2) I must remove "remarkable by any standard". The title (and opening line) is muted sarcasm. The review is systematically negative. Even the praise at the end (which I quote), is extremely limited. See Midgley's 10th footnote at http://mi.byu.edu/publications/review/?vol=19&num=1&id=638, where Midgley (in his characteristic acerbic style) notes the review is negative, along with an earlier review by Hill of Beginnings).
3) So in summary I believe the quote more accurately represents the reviews. If anything it is more pro-Rough Stone than the rest of the review since it cites about the only line of praise in the whole thing.
4) And last, I do not wish to cite Midgley's interpretation of Hill's review in the article itself, since his rhetoric is overblown, it comes from a deeply apologetic source, its in a footnote, and it seems strange to cite a review of a review.
Carneadiiz (talk) 21:33, 24 May 2009 (UTC)
- My problems are that the characterization of the review comes from Midgley and the quotation also comes via Midgley's footnote 10 rather than from Hill. I'd like to see the review itself, but Dialogue is not held by many libraries in my part of the world so it may take a bit for me to get a copy. It may also be necessary to provide a phrase of identification about Hill beyond the fact that he's a retired BYU professor. And the quotation needs a page number citation.--John Foxe (talk) 00:04, 25 May 2009 (UTC)

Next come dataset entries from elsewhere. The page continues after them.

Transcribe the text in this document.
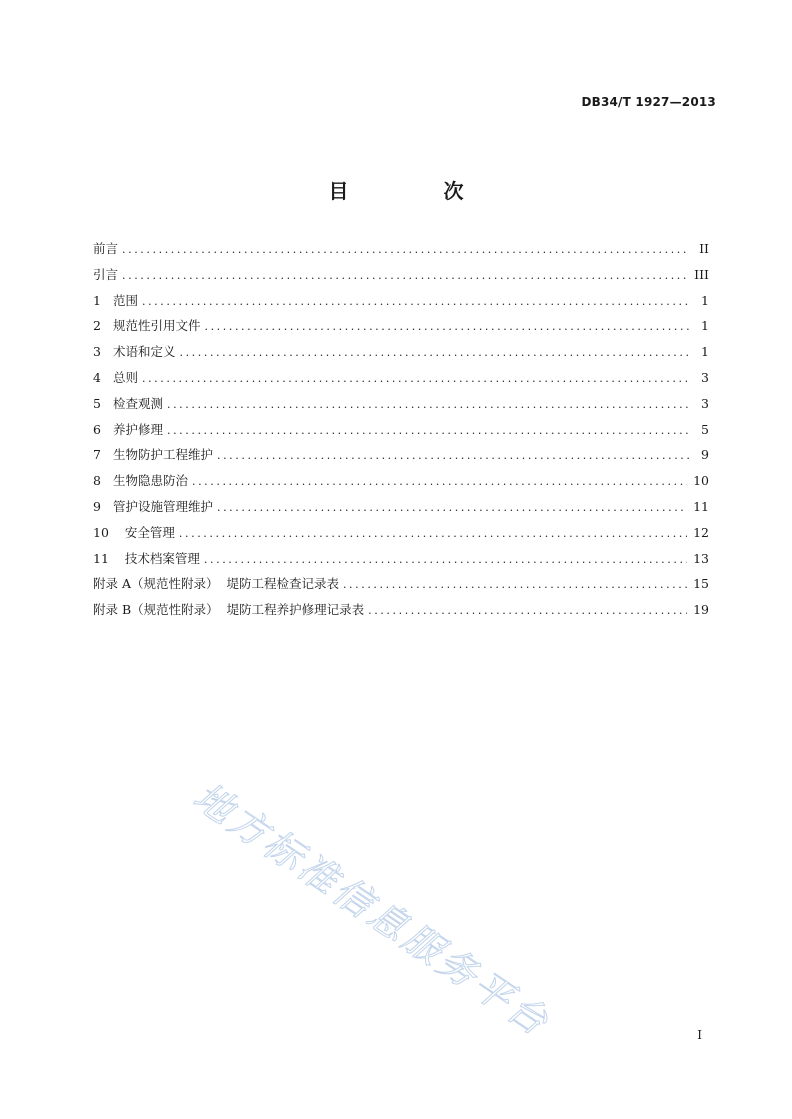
DB34/T 1927—2013
目 次
前言 .....	II
引言 .....	III
1 范围 .....	1
2 规范性引用文件 .....	1
3 术语和定义 .....	1
4 总则 .....	3
5 检查观测 .....	3
6 养护修理 .....	5
7 生物防护工程维护 .....	9
8 生物隐患防治 .....	10
9 管护设施管理维护 .....	11
10 安全管理 .....	12
11 技术档案管理 .....	13
附录 A（规范性附录）  堤防工程检查记录表 .....	15
附录 B（规范性附录）  堤防工程养护修理记录表 .....	19
地方标准信息服务平台	I
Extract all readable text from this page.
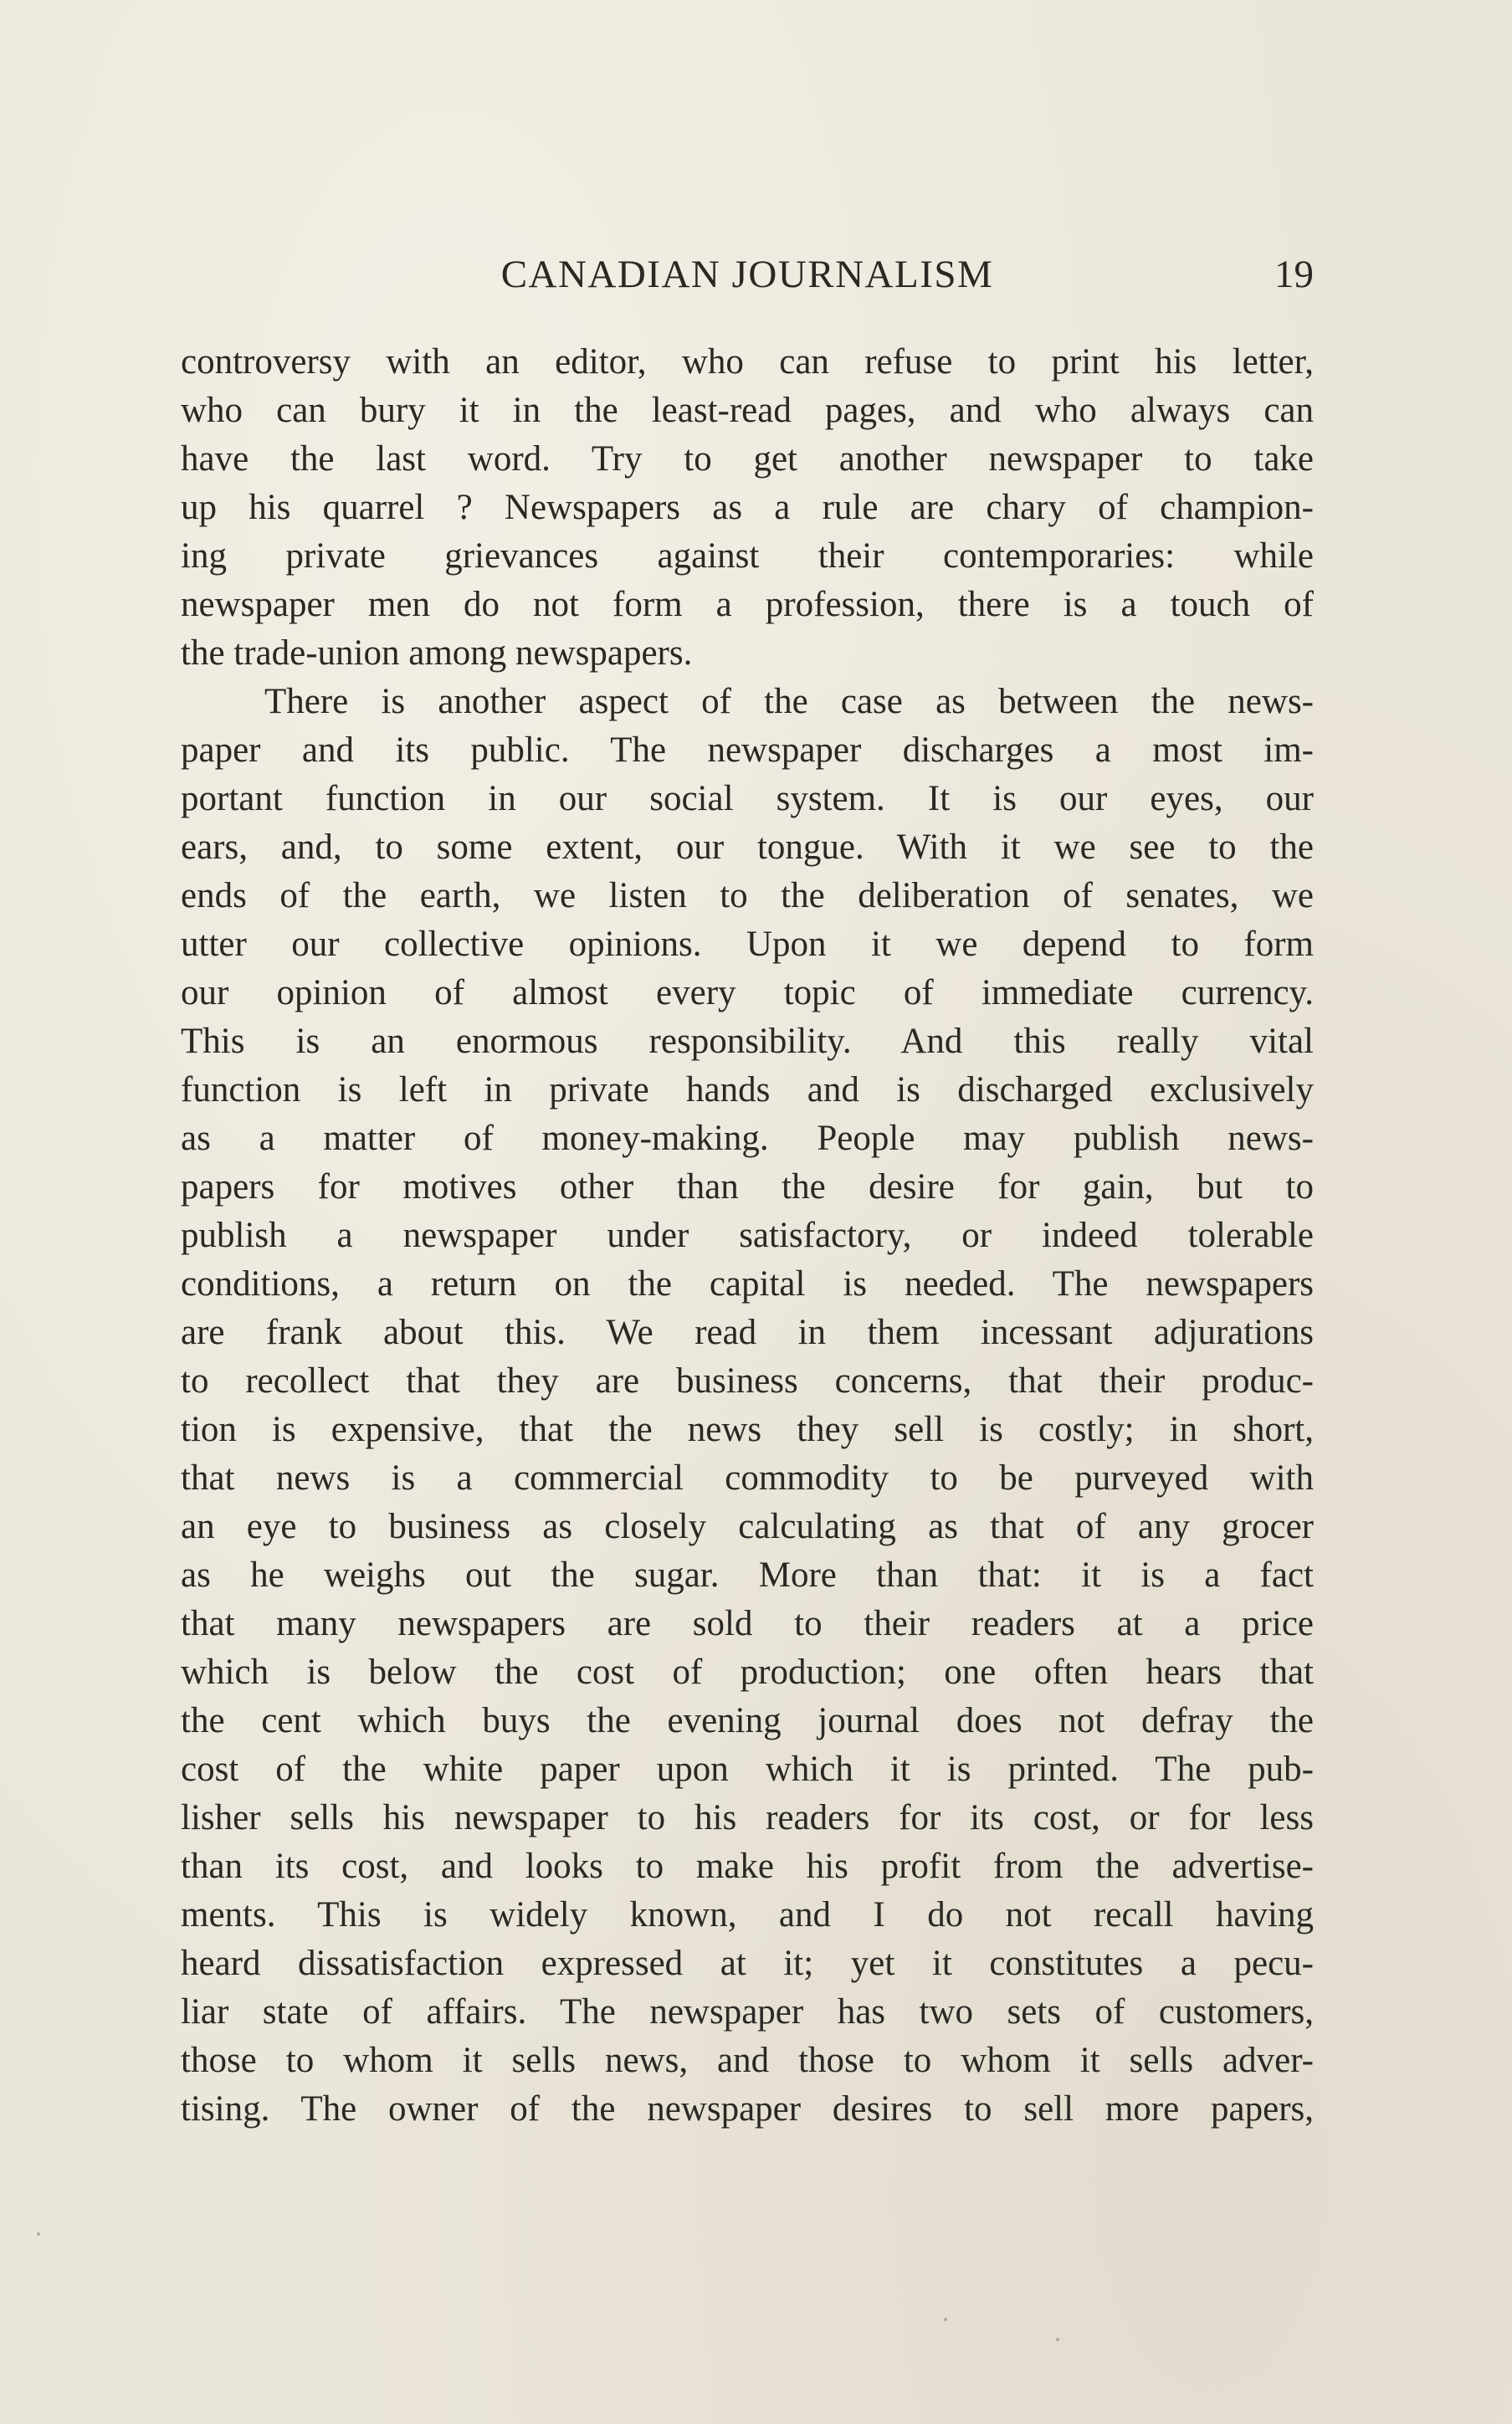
CANADIAN JOURNALISM	19
controversy with an editor, who can refuse to print his letter,
who can bury it in the least-read pages, and who always can
have the last word. Try to get another newspaper to take
up his quarrel ? Newspapers as a rule are chary of champion-
ing private grievances against their contemporaries: while
newspaper men do not form a profession, there is a touch of
the trade-union among newspapers.
There is another aspect of the case as between the news-
paper and its public. The newspaper discharges a most im-
portant function in our social system. It is our eyes, our
ears, and, to some extent, our tongue. With it we see to the
ends of the earth, we listen to the deliberation of senates, we
utter our collective opinions. Upon it we depend to form
our opinion of almost every topic of immediate currency.
This is an enormous responsibility. And this really vital
function is left in private hands and is discharged exclusively
as a matter of money-making. People may publish news-
papers for motives other than the desire for gain, but to
publish a newspaper under satisfactory, or indeed tolerable
conditions, a return on the capital is needed. The newspapers
are frank about this. We read in them incessant adjurations
to recollect that they are business concerns, that their produc-
tion is expensive, that the news they sell is costly; in short,
that news is a commercial commodity to be purveyed with
an eye to business as closely calculating as that of any grocer
as he weighs out the sugar. More than that: it is a fact
that many newspapers are sold to their readers at a price
which is below the cost of production; one often hears that
the cent which buys the evening journal does not defray the
cost of the white paper upon which it is printed. The pub-
lisher sells his newspaper to his readers for its cost, or for less
than its cost, and looks to make his profit from the advertise-
ments. This is widely known, and I do not recall having
heard dissatisfaction expressed at it; yet it constitutes a pecu-
liar state of affairs. The newspaper has two sets of customers,
those to whom it sells news, and those to whom it sells adver-
tising. The owner of the newspaper desires to sell more papers,
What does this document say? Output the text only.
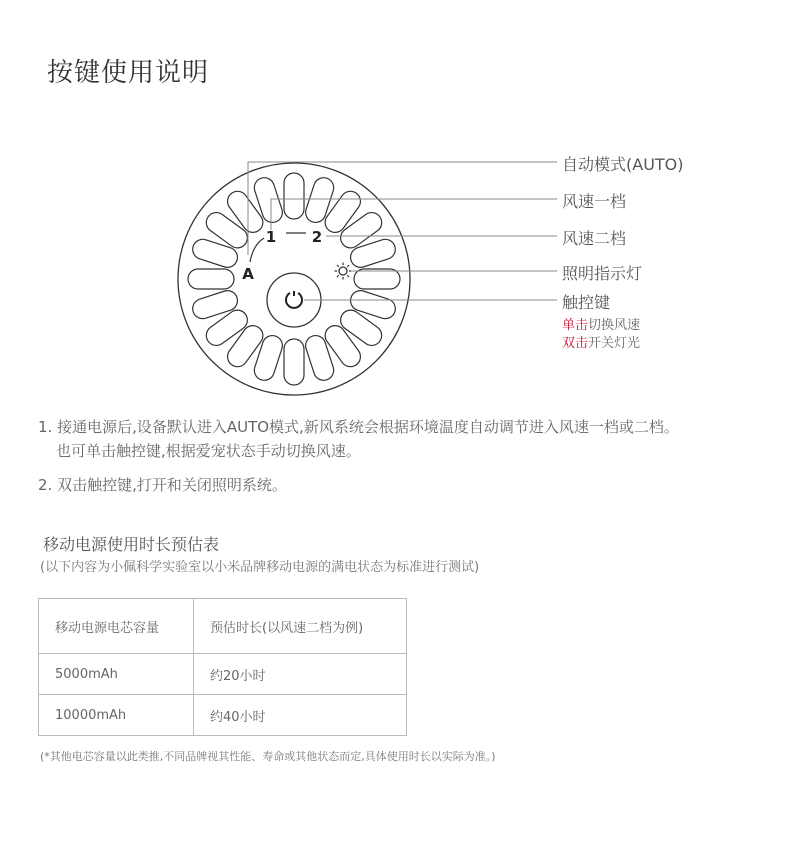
按键使用说明
1 2
A
自动模式(AUTO)
风速一档
风速二档
照明指示灯
触控键
单击切换风速
双击开关灯光

1. 接通电源后,设备默认进入AUTO模式,新风系统会根据环境温度自动调节进入风速一档或二档。

也可单击触控键,根据爱宠状态手动切换风速。

2. 双击触控键,打开和关闭照明系统。

移动电源使用时长预估表
(以下内容为小佩科学实验室以小米品牌移动电源的满电状态为标准进行测试)
移动电源电芯容量	预估时长(以风速二档为例)
5000mAh	约20小时
10000mAh	约40小时
(*其他电芯容量以此类推,不同品牌视其性能、寿命或其他状态而定,具体使用时长以实际为准。)
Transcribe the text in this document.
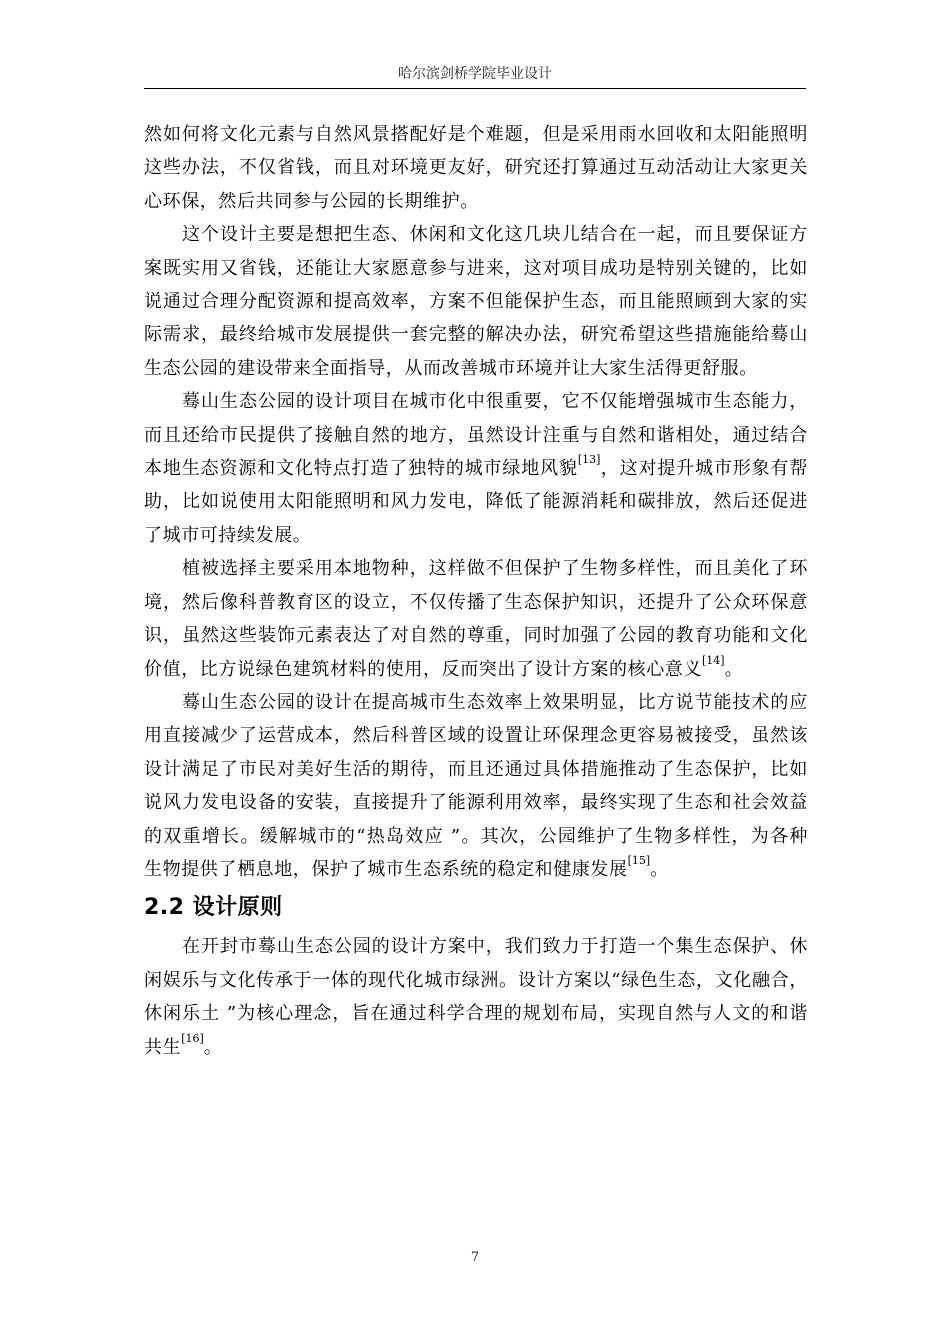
哈尔滨剑桥学院毕业设计

然如何将文化元素与自然风景搭配好是个难题，但是采用雨水回收和太阳能照明这些办法，不仅省钱，而且对环境更友好，研究还打算通过互动活动让大家更关心环保，然后共同参与公园的长期维护。

这个设计主要是想把生态、休闲和文化这几块儿结合在一起，而且要保证方 案既实用又省钱，还能让大家愿意参与进来，这对项目成功是特别关键的，比如 说通过合理分配资源和提高效率，方案不但能保护生态，而且能照顾到大家的实 际需求，最终给城市发展提供一套完整的解决办法，研究希望这些措施能给蓦山 生态公园的建设带来全面指导，从而改善城市环境并让大家生活得更舒服。

蓦山生态公园的设计项目在城市化中很重要，它不仅能增强城市生态能力， 而且还给市民提供了接触自然的地方，虽然设计注重与自然和谐相处，通过结合 本地生态资源和文化特点打造了独特的城市绿地风貌[13]，这对提升城市形象有帮 助，比如说使用太阳能照明和风力发电，降低了能源消耗和碳排放，然后还促进 了城市可持续发展。

植被选择主要采用本地物种，这样做不但保护了生物多样性，而且美化了环 境，然后像科普教育区的设立，不仅传播了生态保护知识，还提升了公众环保意 识，虽然这些装饰元素表达了对自然的尊重，同时加强了公园的教育功能和文化 价值，比方说绿色建筑材料的使用，反而突出了设计方案的核心意义[14]。

蓦山生态公园的设计在提高城市生态效率上效果明显，比方说节能技术的应 用直接减少了运营成本，然后科普区域的设置让环保理念更容易被接受，虽然该 设计满足了市民对美好生活的期待，而且还通过具体措施推动了生态保护，比如 说风力发电设备的安装，直接提升了能源利用效率，最终实现了生态和社会效益 的双重增长。缓解城市的“热岛效应 ”。其次，公园维护了生物多样性，为各种 生物提供了栖息地，保护了城市生态系统的稳定和健康发展[15]。

2.2 设计原则

在开封市蓦山生态公园的设计方案中，我们致力于打造一个集生态保护、休闲娱乐与文化传承于一体的现代化城市绿洲。设计方案以“绿色生态，文化融合，休闲乐土 ”为核心理念，旨在通过科学合理的规划布局，实现自然与人文的和谐 共生[16]。

7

- Okay I understand your objection better now. I actually pulled the quote from the Dialogue piece, I read the entire review. The quote also appears in Midgley along with his nasty commentary, but it actually is, in my opinion, the best summary quotation. I'm no lawyer but I believe I can send you a copy of the article under fair use. Email me.
Carneadiiz (talk) 00:31, 25 May 2009 (UTC)
- Oh and as for identification for Hill, I too would like more information, I just don't have any. All I know is that he's a retired professor at BYU who writes on American History, so he's an appropriate source here, especially since he's not taking the party line. I get the distinct impression reading his review that he's no orthodox believer, but who knows.